Unfortunately, they all had rather interesting reasons for propounding this view:
"Tacitus' Germanic women, for example, were a foil to the decadence of contemporary Rome, which he, like many of his contemporaries, blamed on women. Society for him is healthy when women are chaste, mothers and controlled by their husbands, not when they visit the theatre and the baths, exchange love letters with their lovers and fail to breastfeed. Tacitus constructs a Germanic woman with which to beat the Romans of his own day"
[...]
"Kemble, using Anglo-Saxon women against the feminists of his own day, was happy to echo the ancient Roman. He placed Anglo-Saxon women and their high status firmly within the home, that sacred place where women were 'near akin to divinity'. But there they should stay.[...] Early English women happily accepted men's representation of them in public life, content to be beings of a higher nature. They did not clamour and rave for the rights of women. Kemble's Teutonic women are a mid-nineteenth-century conservative male pipe dream."
Stafford does a pretty good job dismantling the view that the Norman Conquest ended a sort-of Golden Age for women in England. She points out that, while many have claimed that Anglo-Saxon women were, ostensibly, given greater legal rights with regards to holding, inheriting and divesting property, pre-Conquest women only held about 5% of the land, and most of that was held by only 8 women who were from particularly powerful noble families or the Royal Family itself. Her handling of the morning gift/dowry idea - that Anglo-Saxon women had control over land that they brought into the marriage, while Norman women did not - is also excellent. She shows that, not only did dowry exist in pre-Conquest England but that examples exist of post-Conquest women controlling both dower and dowry.
In the end, she concludes, "there are many [serious arguments] for abandoning the idea of 1066 as a turning point of great significance in the history of English women, and for jettisoning the Anglo-Saxon Golden Age. Both ideas are more a product of the political concerns of past historians than of the experience of the eleventh century"

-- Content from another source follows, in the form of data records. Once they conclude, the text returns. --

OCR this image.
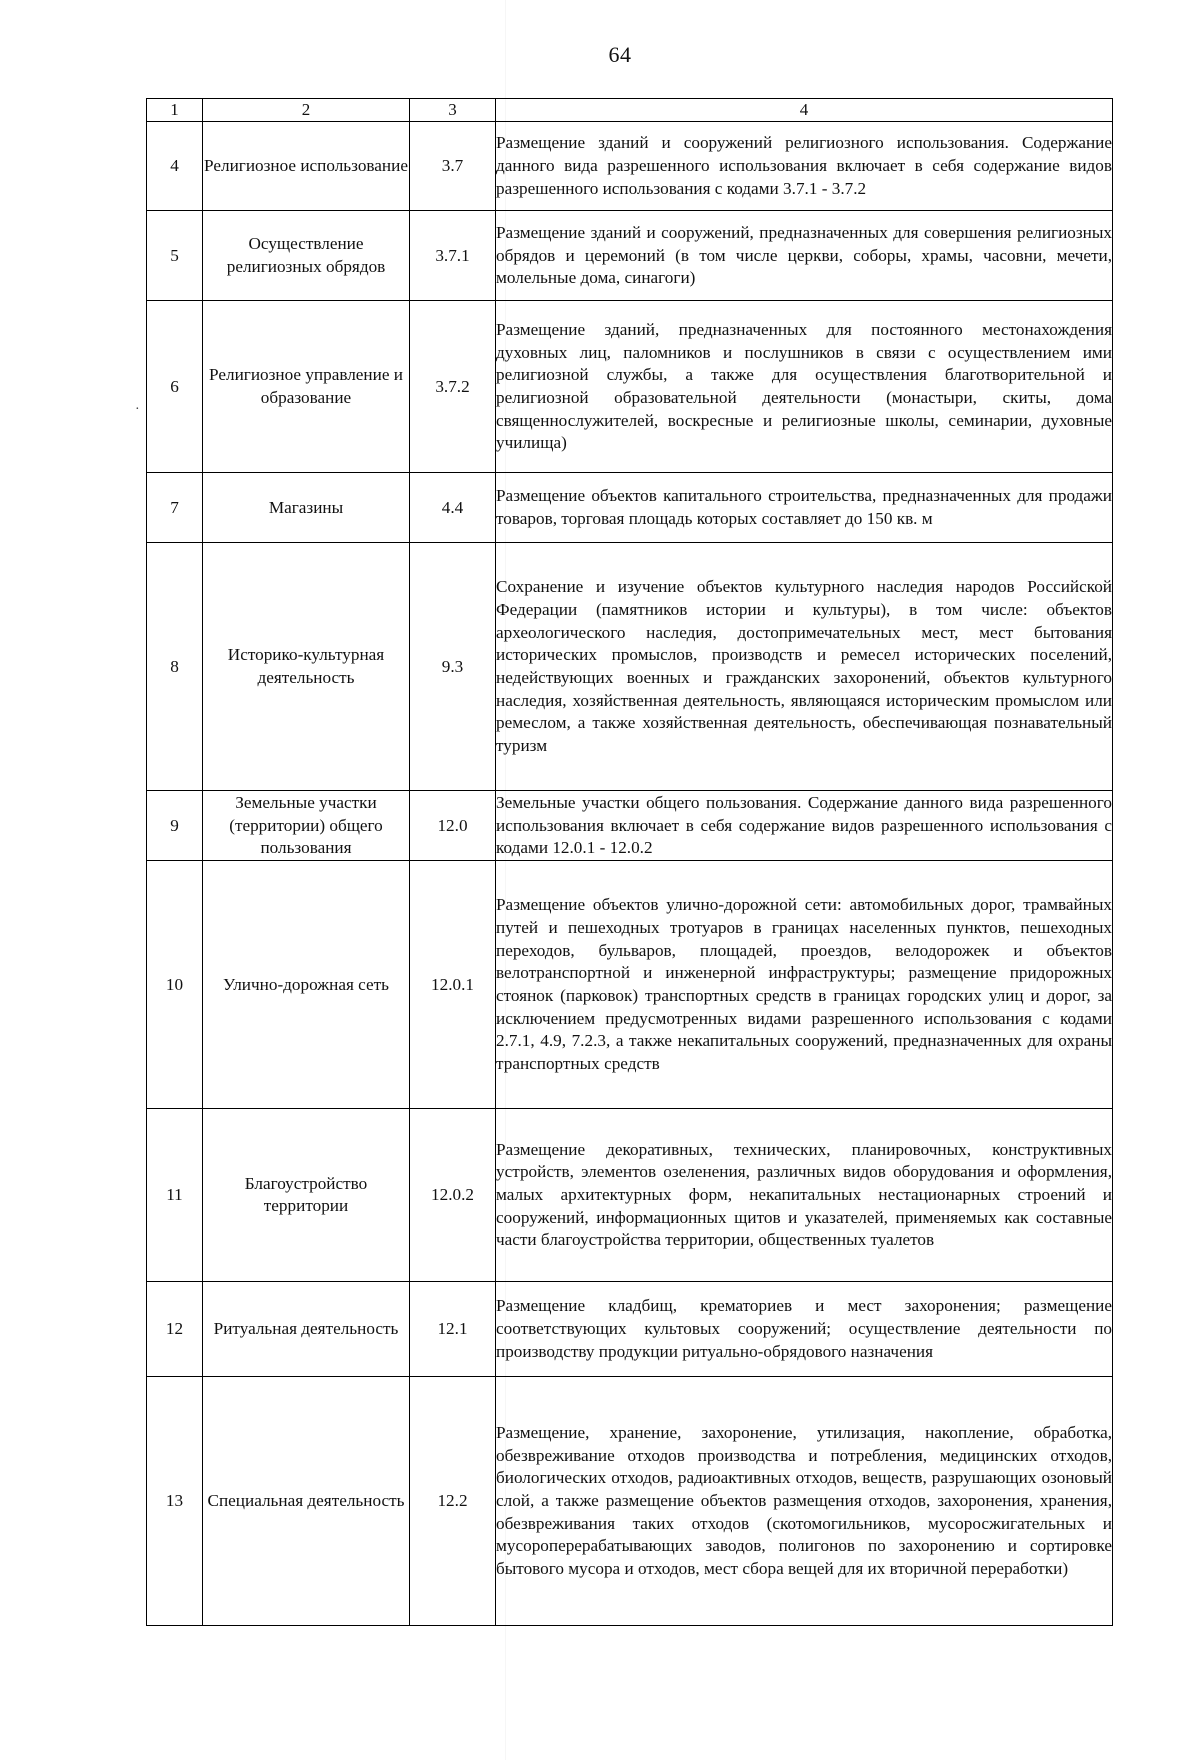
64
·
1	2	3	4
4	Религиозное использование	3.7	Размещение зданий и сооружений религиозного использования. Содержание данного вида разрешенного использования включает в себя содержание видов разрешенного использования с кодами 3.7.1 - 3.7.2

5	Осуществление религиозных обрядов	3.7.1	Размещение зданий и сооружений, предназначенных для совершения религиозных обрядов и церемоний (в том числе церкви, соборы, храмы, часовни, мечети, молельные дома, синагоги)

6	Религиозное управление и образование	3.7.2	Размещение зданий, предназначенных для постоянного местонахождения духовных лиц, паломников и послушников в связи с осуществлением ими религиозной службы, а также для осуществления благотворительной и религиозной образовательной деятельности (монастыри, скиты, дома священнослужителей, воскресные и религиозные школы, семинарии, духовные училища)

7	Магазины	4.4	Размещение объектов капитального строительства, предназначенных для продажи товаров, торговая площадь которых составляет до 150 кв. м

8	Историко-культурная деятельность	9.3	Сохранение и изучение объектов культурного наследия народов Российской Федерации (памятников истории и культуры), в том числе: объектов археологического наследия, достопримечательных мест, мест бытования исторических промыслов, производств и ремесел исторических поселений, недействующих военных и гражданских захоронений, объектов культурного наследия, хозяйственная деятельность, являющаяся историческим промыслом или ремеслом, а также хозяйственная деятельность, обеспечивающая познавательный туризм

9	Земельные участки (территории) общего пользования	12.0	Земельные участки общего пользования. Содержание данного вида разрешенного использования включает в себя содержание видов разрешенного использования с кодами 12.0.1 - 12.0.2

10	Улично-дорожная сеть	12.0.1	Размещение объектов улично-дорожной сети: автомобильных дорог, трамвайных путей и пешеходных тротуаров в границах населенных пунктов, пешеходных переходов, бульваров, площадей, проездов, велодорожек и объектов велотранспортной и инженерной инфраструктуры; размещение придорожных стоянок (парковок) транспортных средств в границах городских улиц и дорог, за исключением предусмотренных видами разрешенного использования с кодами 2.7.1, 4.9, 7.2.3, а также некапитальных сооружений, предназначенных для охраны транспортных средств

11	Благоустройство территории	12.0.2	Размещение декоративных, технических, планировочных, конструктивных устройств, элементов озеленения, различных видов оборудования и оформления, малых архитектурных форм, некапитальных нестационарных строений и сооружений, информационных щитов и указателей, применяемых как составные части благоустройства территории, общественных туалетов

12	Ритуальная деятельность	12.1	Размещение кладбищ, крематориев и мест захоронения; размещение соответствующих культовых сооружений; осуществление деятельности по производству продукции ритуально-обрядового назначения

13	Специальная деятельность	12.2	Размещение, хранение, захоронение, утилизация, накопление, обработка, обезвреживание отходов производства и потребления, медицинских отходов, биологических отходов, радиоактивных отходов, веществ, разрушающих озоновый слой, а также размещение объектов размещения отходов, захоронения, хранения, обезвреживания таких отходов (скотомогильников, мусоросжигательных и мусороперерабатывающих заводов, полигонов по захоронению и сортировке бытового мусора и отходов, мест сбора вещей для их вторичной переработки)
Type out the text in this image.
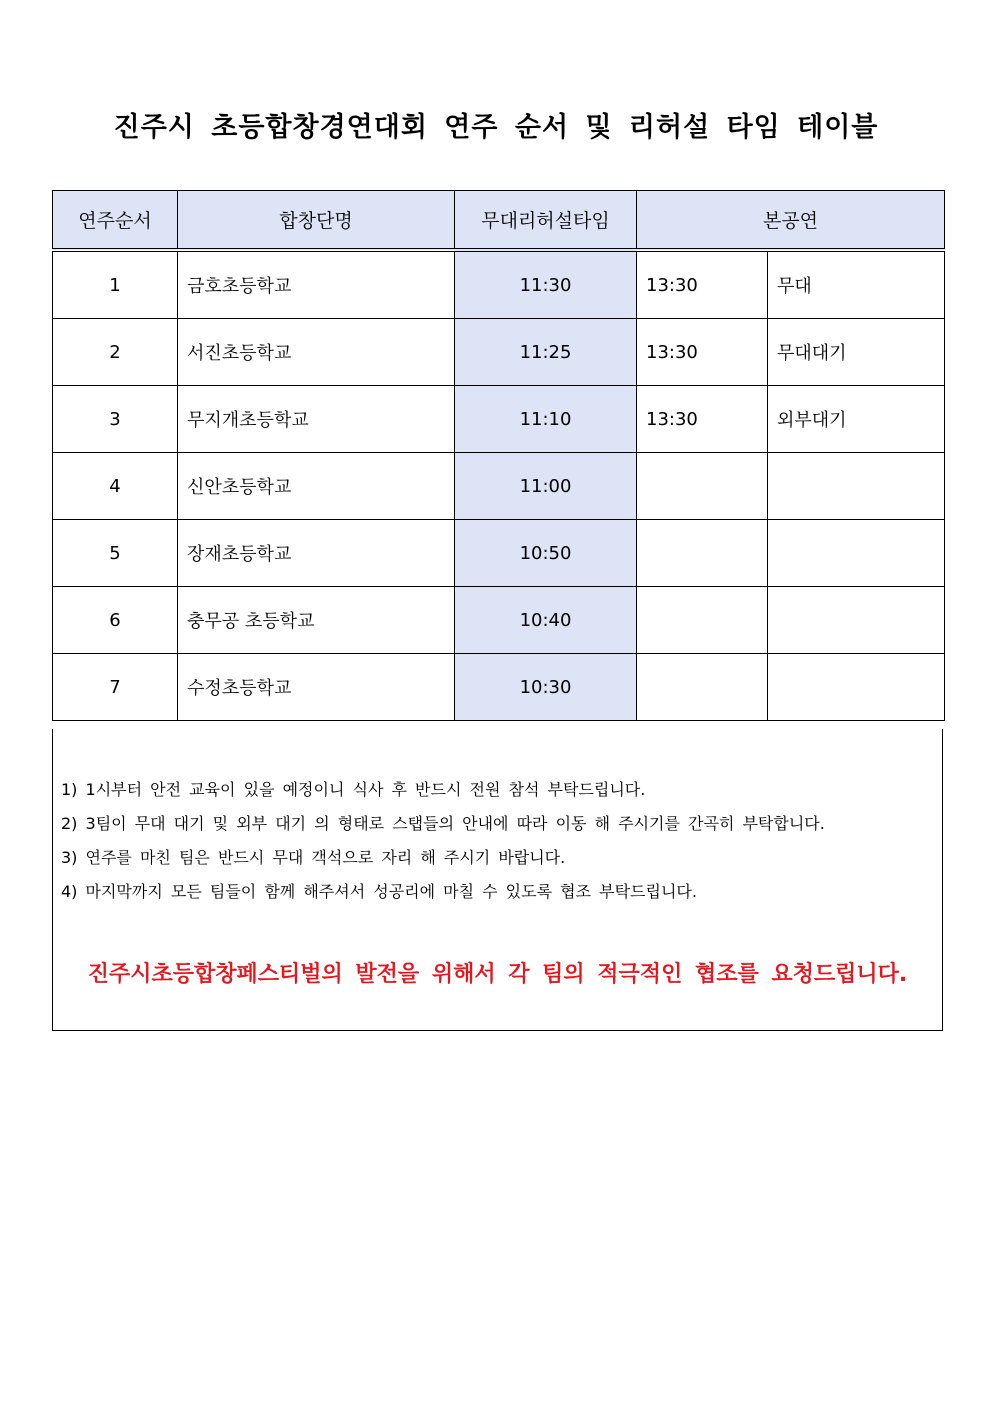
진주시 초등합창경연대회 연주 순서 및 리허설 타임 테이블
연주순서	합창단명	무대리허설타임	본공연	
1	금호초등학교	11:30	13:30	무대
2	서진초등학교	11:25	13:30	무대대기
3	무지개초등학교	11:10	13:30	외부대기
4	신안초등학교	11:00		
5	장재초등학교	10:50		
6	충무공 초등학교	10:40		
7	수정초등학교	10:30		
1) 1시부터 안전 교육이 있을 예정이니 식사 후 반드시 전원 참석 부탁드립니다.
2) 3팀이 무대 대기 및 외부 대기 의 형태로 스탭들의 안내에 따라 이동 해 주시기를 간곡히 부탁합니다.
3) 연주를 마친 팀은 반드시 무대 객석으로 자리 해 주시기 바랍니다.
4) 마지막까지 모든 팀들이 함께 해주셔서 성공리에 마칠 수 있도록 협조 부탁드립니다.
진주시초등합창페스티벌의 발전을 위해서 각 팀의 적극적인 협조를 요청드립니다.
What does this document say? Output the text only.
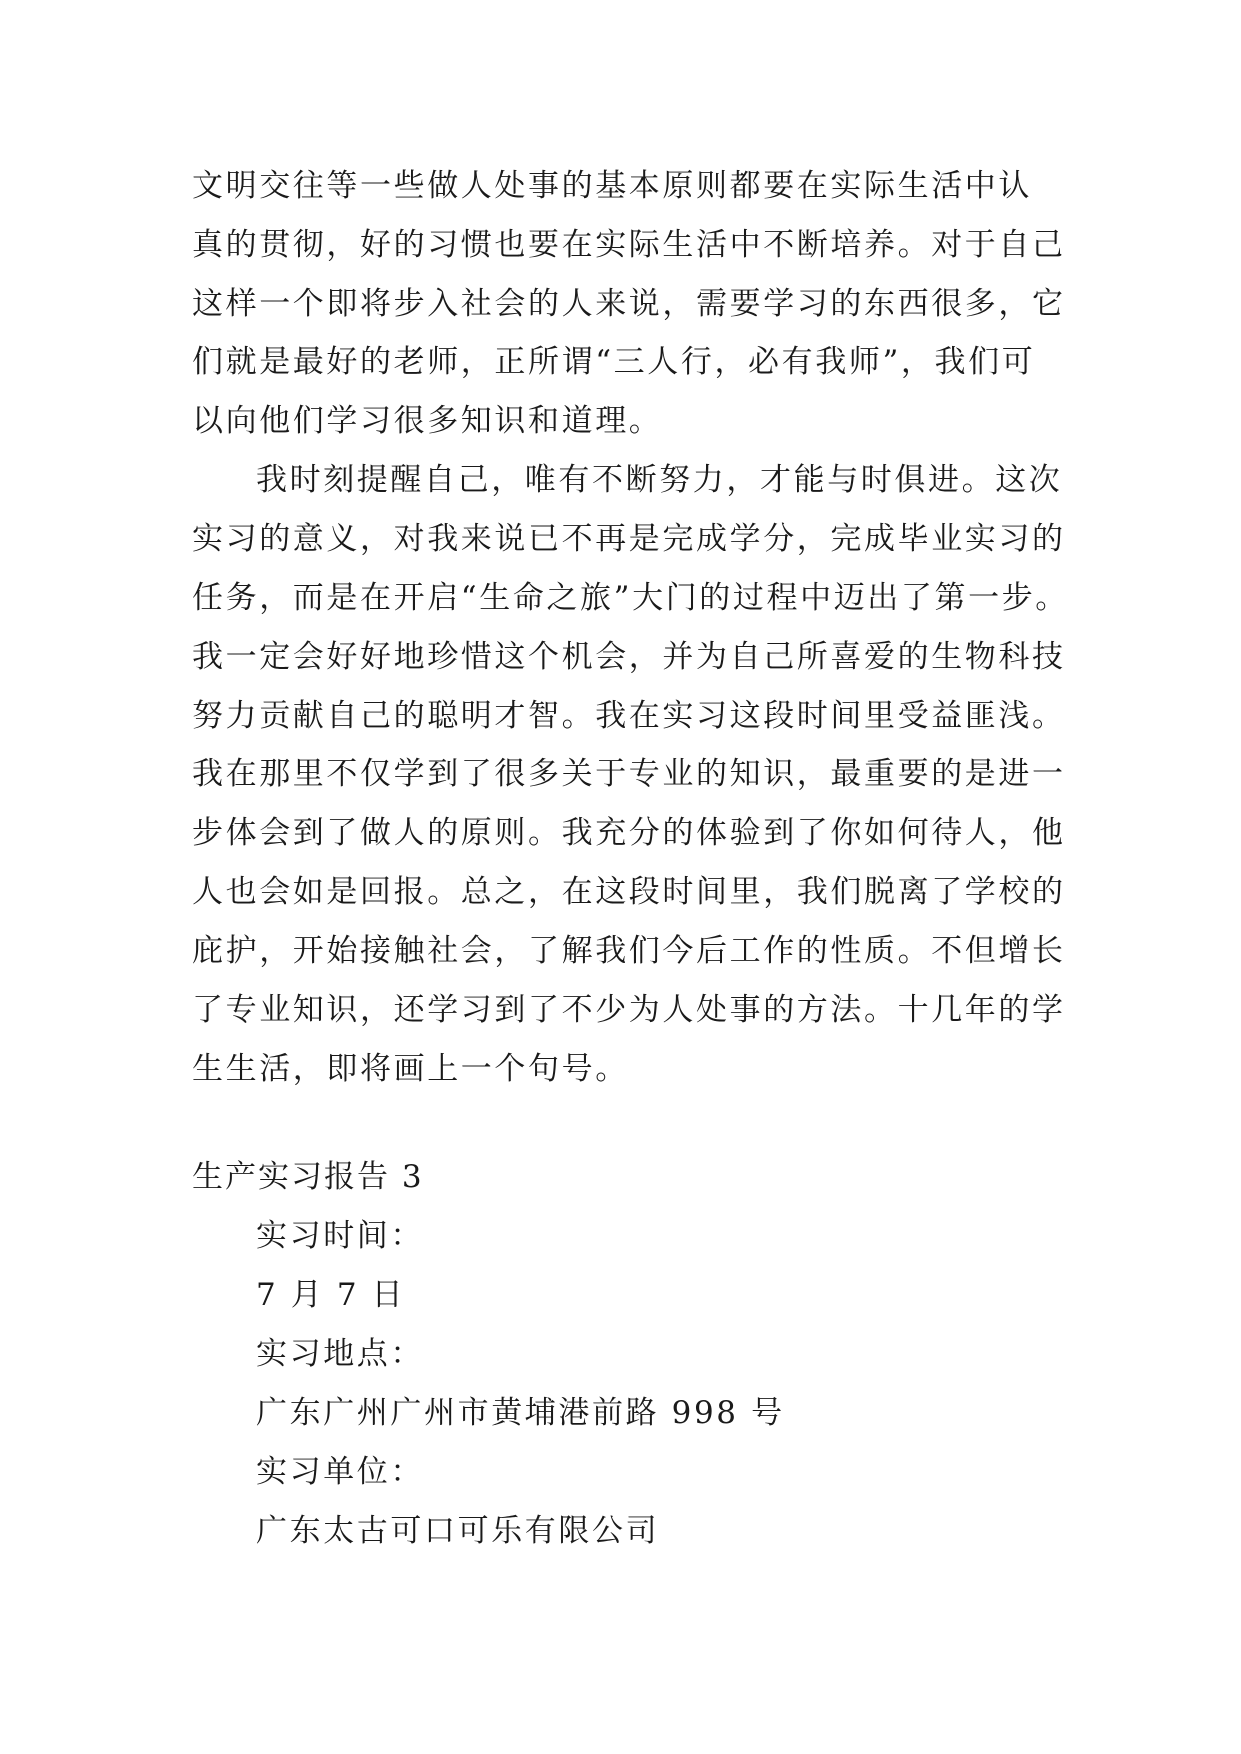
文明交往等一些做人处事的基本原则都要在实际生活中认
真的贯彻，好的习惯也要在实际生活中不断培养。对于自己
这样一个即将步入社会的人来说，需要学习的东西很多，它
们就是最好的老师，正所谓“三人行，必有我师”，我们可
以向他们学习很多知识和道理。
我时刻提醒自己，唯有不断努力，才能与时俱进。这次
实习的意义，对我来说已不再是完成学分，完成毕业实习的
任务，而是在开启“生命之旅”大门的过程中迈出了第一步。
我一定会好好地珍惜这个机会，并为自己所喜爱的生物科技
努力贡献自己的聪明才智。我在实习这段时间里受益匪浅。
我在那里不仅学到了很多关于专业的知识，最重要的是进一
步体会到了做人的原则。我充分的体验到了你如何待人，他
人也会如是回报。总之，在这段时间里，我们脱离了学校的
庇护，开始接触社会，了解我们今后工作的性质。不但增长
了专业知识，还学习到了不少为人处事的方法。十几年的学
生生活，即将画上一个句号。
生产实习报告 3
实习时间：
7 月 7 日
实习地点：
广东广州广州市黄埔港前路 998 号
实习单位：
广东太古可口可乐有限公司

In the area of monastic government women had some more rights than they did after the Norman Invasion. Anglo-Saxon Britain is one of the few places in which it wasn't terribly unusual for women to rule over religious communities (in the style of Frankish double houses) of men and women. Hilda of Whitby is the classic example. She even presided over the Synod of Whitby which brought Celtic and Anglo-Saxon Christianity closer in line with Mediterranean Christianity. Indeed thanks to Celtic influence, in at least Northumbria leaders of religious communities had more political sway than bishops in some cases.
However, the Normal Conquest was not the reason for this practice coming to an end. During the sweeping monastic reforms of the 6th and 7th centuries, the Benedictine rule gradually came to replace Celtic, Frankish, and local rules throughout all of Europe, including Britain. And under Benedictine rule, the structure of the double house was not permitted. By the time the Normans came on to the scene, women presiding over religious communities of men and women were relics of a bygone age.